The study by the Brigham and Women’s Hospital in Boston, Massachusetts, US, has discovered how mealtimes affect your weight gain, based on what time you wake up and go to sleep.
They analysed data from 110 adults aged 18 to 22 to document sleep and circadian behaviours within their regular daily routines.
Using an app, all their food intake was logged for seven consecutive days during their regular daily routines. Body composition and timing of melatonin release (which marks the onset of sleep) was assessed in a laboratory.
The researchers found that the most important thing is to wait a few hours after eating before going to bed, so your body has time to digest.
The participants with the highest body fat percentages consumed most of their calories shortly before bed, when their levels of melatonin were high.
In contrast, those with lower percentages of body fat tended to go to bed a few hours after finishing eating.
Our metabolism is affected by our circadian rhythm, and this varies greatly from person to person, whether due to irregular work shifts or simply natural preference for rising early or staying up late.
“We found that the timing of food intake relative to melatonin onset, a marker of a person’s biological night, is associated with higher percent body fat and BMI, and not associated with the time of day, amount or composition of food intake,” lead author Andrew McHill, Ph.D., researcher with the Division of Sleep and Circadian Disorders at BWH, said.

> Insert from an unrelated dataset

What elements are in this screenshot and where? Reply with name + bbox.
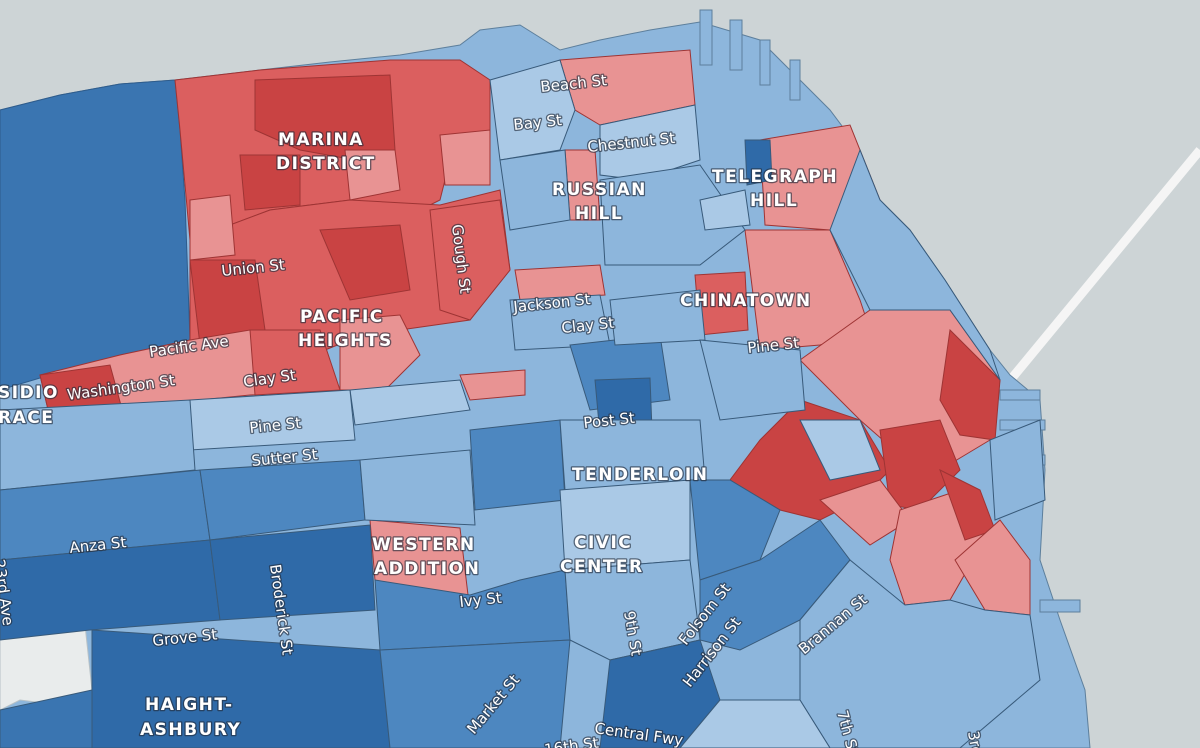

“These findings suggest that the timing of when you consume calories, relative to your own biological timing may be more important for health than the actual time of day,” he added.
The researchers accepted that university-aged students may not be representative of the population as a whole, but they concluded that the study’s results provide evidence that the consumption of food during the circadian evening plays an important role in body composition.